› Por Sandra Russo
Me gustaría retomar, ya sin hablar de ningún candidato, el tema que abordé en otra contratapa, esta semana. Es extraño, aunque tiene una explicación sencilla, que el tema del conurbano casi no haya aparecido como tema de campaña. El conurbano le crea problemas y dilemas a la ciudad de Buenos Aires. En rigor, algunos de los problemas y algunos de los dilemas más inquietantes. El desborde de pobres e indigentes del conurbano irrita a los porteños. Por lo menos, a los que engrosarán el porcentaje del candidato que según las encuestas será el más votado. Ese sector está engrosado con los taxistas prototípicos cuyas mentes formatea Radio 10, y esa clase media baja que desde el principio de la argentinidad lucha por unir su suerte a la clase alta, en lugar de advertir que el menemato, mientras ellos se distraían con paraguas rusos y mermeladas húngaras, unió su destino a los pobres.

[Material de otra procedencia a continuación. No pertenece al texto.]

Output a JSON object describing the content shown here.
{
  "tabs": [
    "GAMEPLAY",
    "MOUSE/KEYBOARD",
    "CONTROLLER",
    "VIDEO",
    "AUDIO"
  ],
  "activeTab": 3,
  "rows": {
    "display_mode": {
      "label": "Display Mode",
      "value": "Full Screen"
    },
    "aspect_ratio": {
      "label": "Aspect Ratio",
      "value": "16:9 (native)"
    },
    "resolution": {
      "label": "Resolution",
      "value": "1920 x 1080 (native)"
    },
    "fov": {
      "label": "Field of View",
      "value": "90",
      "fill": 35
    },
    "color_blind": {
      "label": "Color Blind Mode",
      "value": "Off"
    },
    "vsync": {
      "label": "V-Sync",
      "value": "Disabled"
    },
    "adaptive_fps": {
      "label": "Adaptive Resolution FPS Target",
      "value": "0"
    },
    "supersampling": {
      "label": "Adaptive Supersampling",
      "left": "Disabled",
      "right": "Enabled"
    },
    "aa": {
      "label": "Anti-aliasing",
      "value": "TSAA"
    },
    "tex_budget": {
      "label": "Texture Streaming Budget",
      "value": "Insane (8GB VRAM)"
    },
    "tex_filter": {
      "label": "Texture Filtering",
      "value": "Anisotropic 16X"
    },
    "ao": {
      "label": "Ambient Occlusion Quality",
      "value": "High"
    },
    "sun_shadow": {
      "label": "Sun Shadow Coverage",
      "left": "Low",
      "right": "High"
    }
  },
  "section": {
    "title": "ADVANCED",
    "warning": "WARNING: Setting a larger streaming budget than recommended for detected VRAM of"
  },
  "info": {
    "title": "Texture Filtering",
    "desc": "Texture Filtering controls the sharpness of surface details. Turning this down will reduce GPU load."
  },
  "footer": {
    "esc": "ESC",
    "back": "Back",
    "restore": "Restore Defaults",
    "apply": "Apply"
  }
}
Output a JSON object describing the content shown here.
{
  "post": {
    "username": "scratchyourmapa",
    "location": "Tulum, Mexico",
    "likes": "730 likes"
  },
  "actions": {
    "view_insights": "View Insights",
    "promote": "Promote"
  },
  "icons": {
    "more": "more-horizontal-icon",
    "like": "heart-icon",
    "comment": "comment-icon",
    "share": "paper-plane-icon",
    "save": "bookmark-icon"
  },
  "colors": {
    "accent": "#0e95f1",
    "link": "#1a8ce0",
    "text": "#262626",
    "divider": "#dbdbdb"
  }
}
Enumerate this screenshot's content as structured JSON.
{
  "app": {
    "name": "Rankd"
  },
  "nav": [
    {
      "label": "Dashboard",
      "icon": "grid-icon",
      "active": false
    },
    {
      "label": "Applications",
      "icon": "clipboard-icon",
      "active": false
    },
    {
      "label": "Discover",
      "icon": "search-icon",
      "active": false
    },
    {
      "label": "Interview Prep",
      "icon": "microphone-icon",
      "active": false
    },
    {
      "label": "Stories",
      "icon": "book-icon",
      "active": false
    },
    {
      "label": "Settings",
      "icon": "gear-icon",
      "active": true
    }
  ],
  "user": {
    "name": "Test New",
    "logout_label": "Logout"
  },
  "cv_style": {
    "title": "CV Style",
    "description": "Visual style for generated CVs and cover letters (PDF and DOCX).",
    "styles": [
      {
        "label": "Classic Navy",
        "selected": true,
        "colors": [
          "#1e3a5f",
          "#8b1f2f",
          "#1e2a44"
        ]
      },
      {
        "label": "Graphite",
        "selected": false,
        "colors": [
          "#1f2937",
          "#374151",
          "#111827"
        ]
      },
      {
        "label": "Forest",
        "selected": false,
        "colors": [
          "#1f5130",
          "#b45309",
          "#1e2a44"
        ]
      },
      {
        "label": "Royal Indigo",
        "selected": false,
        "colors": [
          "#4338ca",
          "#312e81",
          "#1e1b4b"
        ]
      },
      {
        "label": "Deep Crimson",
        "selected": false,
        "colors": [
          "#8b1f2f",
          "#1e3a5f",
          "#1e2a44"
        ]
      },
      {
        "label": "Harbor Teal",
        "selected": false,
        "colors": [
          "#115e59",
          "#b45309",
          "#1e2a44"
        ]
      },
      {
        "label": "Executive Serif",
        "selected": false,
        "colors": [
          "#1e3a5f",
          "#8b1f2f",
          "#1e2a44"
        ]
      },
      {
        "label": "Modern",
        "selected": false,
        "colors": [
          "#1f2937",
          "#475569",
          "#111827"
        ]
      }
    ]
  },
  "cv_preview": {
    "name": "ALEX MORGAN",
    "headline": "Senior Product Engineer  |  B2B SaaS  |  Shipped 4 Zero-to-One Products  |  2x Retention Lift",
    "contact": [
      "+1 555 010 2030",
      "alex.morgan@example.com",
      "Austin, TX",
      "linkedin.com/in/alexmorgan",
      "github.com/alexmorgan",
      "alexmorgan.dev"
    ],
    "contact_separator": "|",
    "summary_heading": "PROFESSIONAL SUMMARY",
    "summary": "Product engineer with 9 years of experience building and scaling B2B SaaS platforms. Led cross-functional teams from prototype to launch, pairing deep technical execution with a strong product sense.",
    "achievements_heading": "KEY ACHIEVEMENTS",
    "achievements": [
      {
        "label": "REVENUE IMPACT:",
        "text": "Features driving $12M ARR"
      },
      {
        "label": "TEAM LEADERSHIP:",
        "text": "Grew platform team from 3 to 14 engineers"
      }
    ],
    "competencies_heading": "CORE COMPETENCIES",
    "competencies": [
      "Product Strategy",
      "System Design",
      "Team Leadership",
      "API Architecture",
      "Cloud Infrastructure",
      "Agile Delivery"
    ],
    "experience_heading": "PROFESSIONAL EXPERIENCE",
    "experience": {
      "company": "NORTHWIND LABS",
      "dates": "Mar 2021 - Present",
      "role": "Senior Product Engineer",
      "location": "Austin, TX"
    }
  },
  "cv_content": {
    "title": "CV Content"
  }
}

Es de antiguo que la clase alta provoca fascinación en amplios sectores que han sido sucesivamente apaleados. En este país que no tiene nobleza, lo más parecido a un noble es alguien con más de seis o siete generaciones argentinas. La gente con la que trabajamos, nuestros amigos, los compañeros de nuestros hijos, suelen ser argentinos de tercera o cuarta generación. Vientos de Agua, esa fabulosa miniserie de Juan José Campanella, puso en acción aquella construcción de una nacionalidad, partiendo de un punto decisivo y a mi juicio genial: el primer capítulo fue subtitulado, porque transcurría en una oscura mina de Asturias. Se hablaba un dialecto. Abrir la dimensión del relato a la época inmediatamente anterior a que nuestros abuelos se subieran a los barcos permitió incluir un elemento de juicio central para analizar lo argentino. No sólo venimos de otra parte: venimos de otra lengua.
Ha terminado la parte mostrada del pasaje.